A will is a very important document that helps your survivors divide your belongings after you die. Many people prepare a will, but forget to update it after life-changing events occur. Updating your will ensures all your wishes, assets and survivors are current. Following are steps to help you know when it is time to update your will.
Add your new spouse to your will immediately following your wedding. Subsequent weddings of your children also should trigger an update as you may want to include your son or daughter-in-law in your will.
Include a new child in your will as soon as he is born or as soon as an adoption is final. This includes both your own children and your grandchildren.
Redistribute your assets to people in your will when there is a death in the family. This could mean moving the assets earmarked for the person who died and redistributing them to those still living who are in your will. It could also mean adding monies being distributed to everyone in your will should someone die and leave you a large inheritance. This new money in your life needs to be included in your will.
Account for financial changes in your life. A person makes different amounts of money over his lifetime, so you will need to change your will when you have more to give away.
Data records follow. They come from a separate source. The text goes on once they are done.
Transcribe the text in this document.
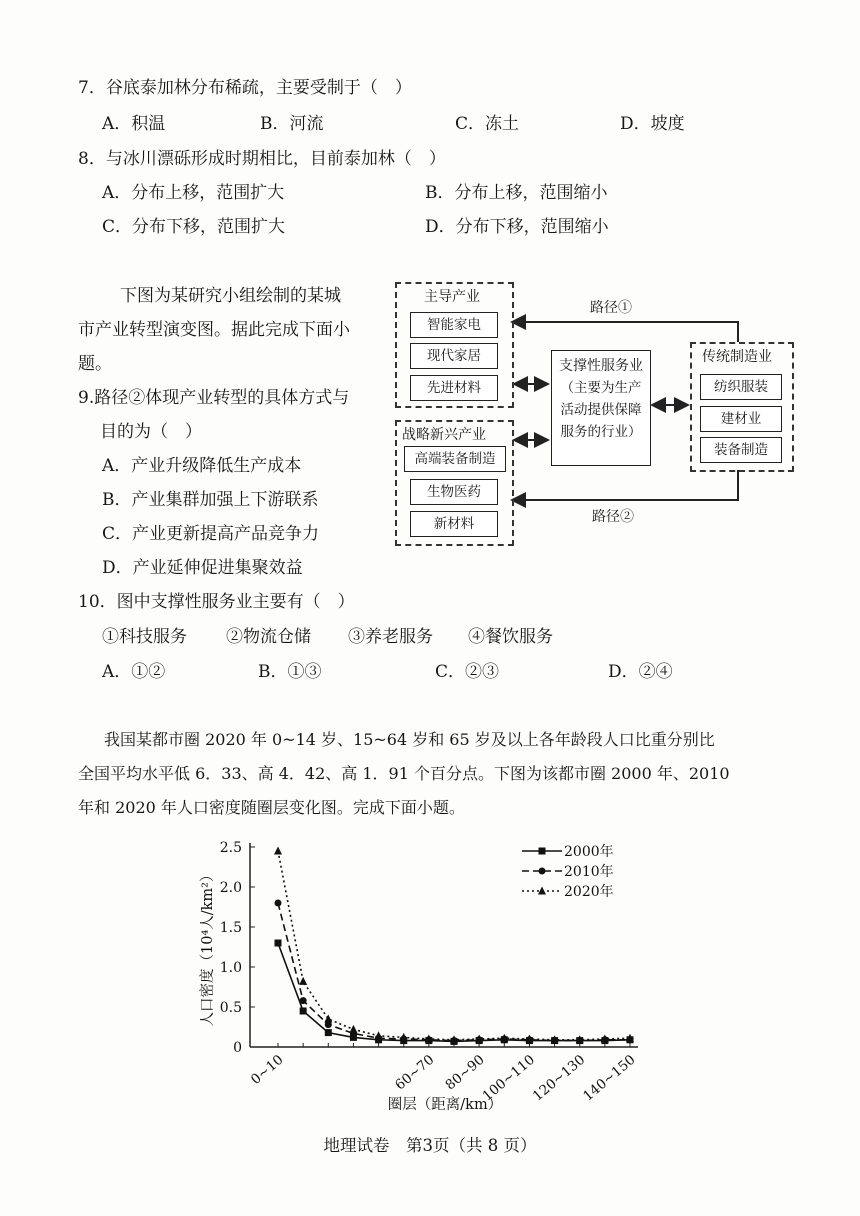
7．谷底泰加林分布稀疏，主要受制于（　）
A．积温	B．河流	C．冻土	D．坡度
8．与冰川漂砾形成时期相比，目前泰加林（　）
A．分布上移，范围扩大	B．分布上移，范围缩小
C．分布下移，范围扩大	D．分布下移，范围缩小
下图为某研究小组绘制的某城
市产业转型演变图。据此完成下面小
题。
9.路径②体现产业转型的具体方式与
目的为（　）
A．产业升级降低生产成本
B．产业集群加强上下游联系
C．产业更新提高产品竞争力
D．产业延伸促进集聚效益
主导产业
智能家电
现代家居
先进材料
战略新兴产业
高端装备制造
生物医药
新材料
支撑性服务业
（主要为生产
活动提供保障
服务的行业）
传统制造业
纺织服装
建材业
装备制造
路径①
路径②
10．图中支撑性服务业主要有（　）
①科技服务 ②物流仓储 ③养老服务 ④餐饮服务
A．①②	B．①③	C．②③	D．②④
我国某都市圈 2020 年 0~14 岁、15~64 岁和 65 岁及以上各年龄段人口比重分别比
全国平均水平低 6．33、高 4．42、高 1．91 个百分点。下图为该都市圈 2000 年、2010
年和 2020 年人口密度随圈层变化图。完成下面小题。
0
0.5
1.0
1.5
2.0
2.5
0~10	60~70 80~90
100~110
120~130
140~150
人口密度（10⁴人/km²）
圈层（距离/km）
2000年
2010年
2020年
地理试卷　第3页（共 8 页）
Don't forget that your situation may change the other way--a bankruptcy, for instance--when you may lose things listed in a will. If these are large ticket items, update the will.
Refresh a will that is over five years old to account for your ever-changing life. Get into this habit by establishing a five-year timeline for updating your will. This ensures when you die, you aren't leaving a 30-year-old outdated will.
Update a will when the tax law changes as laws often effect your will disposition. Laws governing the amount of money you can give away tax-free each year changes frequently. These tax breaks could also come to an end in the future. Be ready to update your will as soon as any laws change.